On le voit, le conteur Gaëtano qui imaginait des historiettes sous le roi Henri IV, avait le même procédé de travail que les feuilletonistes de notre époque ; – il allait un peu à l’aventure.

— Et, fit la reine, avez-vous mis un terme à votre indécision, maintenant, et ferez-vous la sultane aimante ou dédaigneuse ?

— C’est selon ; j’ai bien envie de consulter Votre Majesté.

— Diable ! murmura Marguerite, ceci est embarrassant, et je m’aperçois qu’au lieu d’écouter vos contes, je vais, être contrainte à vous aider à les faire…

— Puisque les muses sont sœurs, les poètes doivent être…

— Frères, n’est-ce pas ?

— Frères, soit ! fit Gaëtano, puisque ce mot vous plaît… J’aimerais mieux peut-être…

Gaëtano n’eut pas le temps d’achever sa phrase, car la reine laissa échapper un léger cri et le repoussa vivement… Des pas criaient sur le sable du parc, et une ombre apparaissait au détour d’une allée.

— Fuyez ! dit la reine, nous chercherons demain la suite de votre conte.

Elle ferma sa fenêtre et souffla sa bougie avec la rapidité de l’éclair, tandis que Gaëtano se laissait glisser à terre.
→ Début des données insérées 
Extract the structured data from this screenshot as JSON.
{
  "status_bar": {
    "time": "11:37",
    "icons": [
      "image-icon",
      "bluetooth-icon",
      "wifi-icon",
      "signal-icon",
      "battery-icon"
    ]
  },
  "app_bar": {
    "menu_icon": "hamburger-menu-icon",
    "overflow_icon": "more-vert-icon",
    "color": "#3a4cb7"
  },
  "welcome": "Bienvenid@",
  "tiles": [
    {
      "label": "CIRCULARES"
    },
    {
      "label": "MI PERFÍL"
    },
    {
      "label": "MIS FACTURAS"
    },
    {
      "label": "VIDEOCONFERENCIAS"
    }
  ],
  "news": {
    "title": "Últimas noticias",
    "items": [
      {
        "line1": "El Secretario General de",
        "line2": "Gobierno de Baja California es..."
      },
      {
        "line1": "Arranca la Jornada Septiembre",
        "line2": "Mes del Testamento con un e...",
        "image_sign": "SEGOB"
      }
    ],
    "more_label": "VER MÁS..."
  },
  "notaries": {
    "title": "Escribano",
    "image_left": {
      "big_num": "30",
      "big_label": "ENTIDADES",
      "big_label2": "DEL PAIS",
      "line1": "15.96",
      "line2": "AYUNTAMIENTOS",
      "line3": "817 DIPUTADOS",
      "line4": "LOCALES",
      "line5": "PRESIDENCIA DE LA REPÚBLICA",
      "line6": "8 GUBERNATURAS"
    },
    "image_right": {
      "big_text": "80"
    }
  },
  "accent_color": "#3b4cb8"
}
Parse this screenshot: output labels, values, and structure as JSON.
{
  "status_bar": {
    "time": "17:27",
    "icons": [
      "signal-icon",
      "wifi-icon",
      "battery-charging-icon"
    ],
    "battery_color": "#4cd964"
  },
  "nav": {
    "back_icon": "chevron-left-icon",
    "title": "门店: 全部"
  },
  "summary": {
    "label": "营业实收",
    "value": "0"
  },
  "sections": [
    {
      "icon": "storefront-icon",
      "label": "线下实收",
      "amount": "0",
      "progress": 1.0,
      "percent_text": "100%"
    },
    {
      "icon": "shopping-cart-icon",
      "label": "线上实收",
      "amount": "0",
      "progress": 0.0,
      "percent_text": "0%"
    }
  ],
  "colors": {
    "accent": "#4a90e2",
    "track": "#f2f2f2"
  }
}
Mais l’ombre s’était avancée sous la fenêtre, et l’ambassadeur, se trouvant face à face avec elle, reconnut Bavolet qui, l’épée nue, fixait sur lui un œil étincelant.

Gaëtano fit un pas en arrière et mit la main à son épée, Bavolet fit un pas en avant et lui porta la pointe de la sienne au visage.

— Monsieur, lui dit-il, je suis le page du roi, et je vous trouve, au milieu de la nuit, en train d’escalader la fenêtre de la reine… Comprenez-vous ?

— Pas le moins du monde, répondit Gaëtano avec sang-froid.

— Alors je vais m’expliquer. L’honneur du roi m’est cher ; vous attentez à cet honneur ; j’arrive à temps, et j’ai le droit de vous tuer comme un chien.

— Par exemple ! fit Gaëtano avec hauteur, oubliez-vous qui je suis ?

— Un lâche, répondit Bavolet avec le sang-froid d’un jeune lion. Tenez, ajouta-t-il, en voici la preuve, – dégainez maintenant !

Et, abaissant son épée, il fit un pas encore, leva sa main blanche et rosée et en frappa Gaëtano au visage.